Credit: Ohio Department of Natural Resources.

After successful trials using drones to discover abandoned oil and gas wells, Ohio authorities are looking to expand their use and to speed up remediation at hundreds of sites across the state.

Ohio has roughly 1,000 sites on its orphan well inventory. There likely are “many more,” said Eric Vendel, chief of the Ohio Department of Natural Resources’ Division of Oil and Gas Resources Management. The hope is that drones equipped with magnetometers could help locate wells that are not yet on the state’s radar.

Orphan wells in Ohio are a subset of the larger group of abandoned oil and gas wells, where no legally responsible owner can be found. Until wells are identified, however, it is unclear whether they should be fixed by the state under its orphan well program.

Until now, there have not been good tools to systematically identify which of the quarter-million wells drilled in the state since the mid-19th century have been properly plugged or should be deemed orphan wells. In many cases, wells have come onto Ohio’s orphan well list only after people reported problems. In one case, for example, a well was found under the gym floor at a Lorain County grade school. Nor has any systematic on-the-ground survey been done to check whether recorded wells were properly plugged.

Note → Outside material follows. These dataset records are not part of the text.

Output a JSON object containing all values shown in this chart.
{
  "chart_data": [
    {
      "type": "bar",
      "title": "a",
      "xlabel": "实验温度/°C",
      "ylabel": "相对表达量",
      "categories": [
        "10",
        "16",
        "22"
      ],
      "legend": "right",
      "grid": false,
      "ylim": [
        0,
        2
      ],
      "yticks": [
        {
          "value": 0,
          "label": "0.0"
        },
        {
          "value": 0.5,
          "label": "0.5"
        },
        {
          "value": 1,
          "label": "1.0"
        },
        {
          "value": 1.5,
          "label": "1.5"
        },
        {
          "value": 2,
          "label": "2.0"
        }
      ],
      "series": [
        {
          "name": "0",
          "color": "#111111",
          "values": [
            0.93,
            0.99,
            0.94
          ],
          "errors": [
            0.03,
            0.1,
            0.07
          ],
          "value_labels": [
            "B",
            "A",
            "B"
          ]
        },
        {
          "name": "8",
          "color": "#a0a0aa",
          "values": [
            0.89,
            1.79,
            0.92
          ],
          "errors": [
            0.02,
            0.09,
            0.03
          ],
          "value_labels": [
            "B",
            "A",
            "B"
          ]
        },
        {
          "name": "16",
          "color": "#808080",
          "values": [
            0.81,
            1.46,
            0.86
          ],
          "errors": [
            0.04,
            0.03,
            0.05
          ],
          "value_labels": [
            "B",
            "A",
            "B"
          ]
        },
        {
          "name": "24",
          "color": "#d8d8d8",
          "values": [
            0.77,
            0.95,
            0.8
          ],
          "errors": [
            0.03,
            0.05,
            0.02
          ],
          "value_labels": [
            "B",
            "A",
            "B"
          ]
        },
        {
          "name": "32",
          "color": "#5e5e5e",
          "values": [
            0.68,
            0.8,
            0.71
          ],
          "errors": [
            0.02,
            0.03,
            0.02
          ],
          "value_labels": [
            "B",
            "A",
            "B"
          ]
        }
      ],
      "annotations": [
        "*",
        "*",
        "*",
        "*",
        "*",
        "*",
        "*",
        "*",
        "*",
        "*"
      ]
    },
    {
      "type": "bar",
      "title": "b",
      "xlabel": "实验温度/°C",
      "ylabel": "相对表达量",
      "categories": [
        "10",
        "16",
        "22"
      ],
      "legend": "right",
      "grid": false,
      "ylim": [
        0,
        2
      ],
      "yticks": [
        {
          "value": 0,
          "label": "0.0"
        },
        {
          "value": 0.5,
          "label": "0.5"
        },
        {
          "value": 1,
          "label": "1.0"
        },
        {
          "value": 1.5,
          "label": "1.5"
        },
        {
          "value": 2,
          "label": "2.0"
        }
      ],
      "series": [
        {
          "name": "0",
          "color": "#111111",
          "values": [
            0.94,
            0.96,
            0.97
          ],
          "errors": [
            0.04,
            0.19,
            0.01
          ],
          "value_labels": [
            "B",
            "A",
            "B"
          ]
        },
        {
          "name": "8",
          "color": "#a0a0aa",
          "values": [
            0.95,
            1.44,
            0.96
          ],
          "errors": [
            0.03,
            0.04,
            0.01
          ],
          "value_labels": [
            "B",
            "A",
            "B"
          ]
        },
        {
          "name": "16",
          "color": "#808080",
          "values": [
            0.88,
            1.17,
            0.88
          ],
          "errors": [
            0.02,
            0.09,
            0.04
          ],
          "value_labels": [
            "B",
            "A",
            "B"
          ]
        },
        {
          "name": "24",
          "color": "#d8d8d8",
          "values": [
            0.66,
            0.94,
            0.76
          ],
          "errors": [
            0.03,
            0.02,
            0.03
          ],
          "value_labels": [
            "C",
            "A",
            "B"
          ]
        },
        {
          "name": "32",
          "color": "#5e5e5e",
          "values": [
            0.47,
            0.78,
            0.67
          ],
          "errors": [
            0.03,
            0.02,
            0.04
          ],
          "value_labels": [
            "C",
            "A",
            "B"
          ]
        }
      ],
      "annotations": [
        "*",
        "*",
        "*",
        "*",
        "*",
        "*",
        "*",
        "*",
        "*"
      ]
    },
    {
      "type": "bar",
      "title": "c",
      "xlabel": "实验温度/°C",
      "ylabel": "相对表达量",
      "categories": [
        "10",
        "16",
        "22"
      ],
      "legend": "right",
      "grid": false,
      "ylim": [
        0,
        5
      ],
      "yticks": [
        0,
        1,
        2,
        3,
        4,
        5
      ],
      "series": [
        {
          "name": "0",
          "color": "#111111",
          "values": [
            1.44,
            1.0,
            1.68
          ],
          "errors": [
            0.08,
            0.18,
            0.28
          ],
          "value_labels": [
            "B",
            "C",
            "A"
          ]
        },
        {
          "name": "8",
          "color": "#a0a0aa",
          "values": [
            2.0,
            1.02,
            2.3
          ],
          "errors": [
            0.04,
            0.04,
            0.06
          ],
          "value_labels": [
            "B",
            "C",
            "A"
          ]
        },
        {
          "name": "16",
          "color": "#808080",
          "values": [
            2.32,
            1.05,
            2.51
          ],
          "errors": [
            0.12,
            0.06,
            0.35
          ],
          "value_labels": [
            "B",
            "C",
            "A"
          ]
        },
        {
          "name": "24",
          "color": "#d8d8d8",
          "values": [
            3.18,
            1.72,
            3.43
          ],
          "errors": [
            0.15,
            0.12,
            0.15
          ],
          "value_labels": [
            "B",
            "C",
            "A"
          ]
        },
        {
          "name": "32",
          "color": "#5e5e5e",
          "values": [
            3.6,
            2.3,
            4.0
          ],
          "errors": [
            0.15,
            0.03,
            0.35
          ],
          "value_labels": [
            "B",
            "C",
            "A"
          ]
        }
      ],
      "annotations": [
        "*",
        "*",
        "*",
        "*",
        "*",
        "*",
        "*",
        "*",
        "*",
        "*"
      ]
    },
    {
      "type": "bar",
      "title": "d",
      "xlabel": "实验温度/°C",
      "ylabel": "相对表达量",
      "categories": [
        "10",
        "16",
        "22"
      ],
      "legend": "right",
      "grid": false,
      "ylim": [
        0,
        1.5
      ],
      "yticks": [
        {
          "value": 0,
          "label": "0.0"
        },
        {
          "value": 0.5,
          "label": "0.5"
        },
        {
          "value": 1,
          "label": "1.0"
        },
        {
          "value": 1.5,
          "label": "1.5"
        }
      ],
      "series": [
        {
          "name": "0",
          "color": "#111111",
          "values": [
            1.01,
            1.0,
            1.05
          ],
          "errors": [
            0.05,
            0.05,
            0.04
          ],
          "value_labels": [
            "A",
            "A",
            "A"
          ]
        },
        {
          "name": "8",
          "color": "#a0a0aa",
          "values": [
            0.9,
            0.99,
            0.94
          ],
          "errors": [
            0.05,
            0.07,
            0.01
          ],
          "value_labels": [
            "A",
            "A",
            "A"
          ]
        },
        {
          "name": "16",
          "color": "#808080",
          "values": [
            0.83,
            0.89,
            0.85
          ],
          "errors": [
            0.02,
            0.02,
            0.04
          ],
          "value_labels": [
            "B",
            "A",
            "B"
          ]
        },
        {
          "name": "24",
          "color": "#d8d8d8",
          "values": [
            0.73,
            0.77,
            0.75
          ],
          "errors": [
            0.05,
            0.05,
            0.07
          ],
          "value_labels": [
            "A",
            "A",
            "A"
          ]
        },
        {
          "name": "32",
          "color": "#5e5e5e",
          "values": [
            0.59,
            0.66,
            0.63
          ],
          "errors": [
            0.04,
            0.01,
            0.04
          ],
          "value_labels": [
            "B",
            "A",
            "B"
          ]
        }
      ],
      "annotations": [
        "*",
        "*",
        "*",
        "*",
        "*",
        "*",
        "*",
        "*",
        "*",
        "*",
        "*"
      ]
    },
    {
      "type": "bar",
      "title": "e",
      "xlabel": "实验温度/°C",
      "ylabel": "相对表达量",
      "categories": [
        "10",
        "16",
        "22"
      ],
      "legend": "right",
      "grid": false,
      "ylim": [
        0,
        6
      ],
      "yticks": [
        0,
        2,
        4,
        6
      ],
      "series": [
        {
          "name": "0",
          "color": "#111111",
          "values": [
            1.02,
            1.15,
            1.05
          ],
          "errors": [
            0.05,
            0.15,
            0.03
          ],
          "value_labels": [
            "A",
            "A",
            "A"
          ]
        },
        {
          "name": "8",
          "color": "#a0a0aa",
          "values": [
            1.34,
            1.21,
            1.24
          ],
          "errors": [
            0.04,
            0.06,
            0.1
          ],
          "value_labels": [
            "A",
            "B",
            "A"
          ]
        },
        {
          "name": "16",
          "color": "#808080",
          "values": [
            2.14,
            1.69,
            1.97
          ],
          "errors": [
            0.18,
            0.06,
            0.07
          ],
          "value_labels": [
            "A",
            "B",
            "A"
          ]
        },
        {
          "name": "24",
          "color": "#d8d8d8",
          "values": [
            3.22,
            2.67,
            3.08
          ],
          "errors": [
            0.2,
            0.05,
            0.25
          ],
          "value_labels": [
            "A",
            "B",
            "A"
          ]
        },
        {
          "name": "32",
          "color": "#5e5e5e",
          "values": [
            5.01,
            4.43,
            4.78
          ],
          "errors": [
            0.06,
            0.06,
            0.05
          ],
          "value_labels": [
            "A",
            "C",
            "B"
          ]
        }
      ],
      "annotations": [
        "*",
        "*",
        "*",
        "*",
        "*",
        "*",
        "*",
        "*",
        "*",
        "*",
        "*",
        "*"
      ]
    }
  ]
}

Magnetometers have been used to find wells and other geological anomalies for decades. The equipment looks for specific changes in the ground’s magnetic field that signal the presence of a vertical well casing. Walking sites with equipment is time-consuming, however, so it hasn’t been done in a systematic manner statewide.

The growing popularity of remotely piloted aerial vehicles, or drones, within the past 20 years has paved the way for surveys to be done efficiently over larger areas. The magnetometer itself looks like a yard-long white surfboard. It hangs from a remote-controlled drone with a wingspan of 4 to 5 ft.

“It’s a pretty big piece of equipment,” said Rob Lowe, a survey section manager at the Ohio Department of Natural Resources’ (ODNR) Division of Oil and Gas Resources Management. His section was formally established in 2016.

Work by a team from the National Energy Technology Laboratory, ODNR and others confirmed the technology’s viability at last June’s Unconventional Resource Technology Conference. The team’s report showed that the drones found known wells and some that hadn’t been reflected in official records.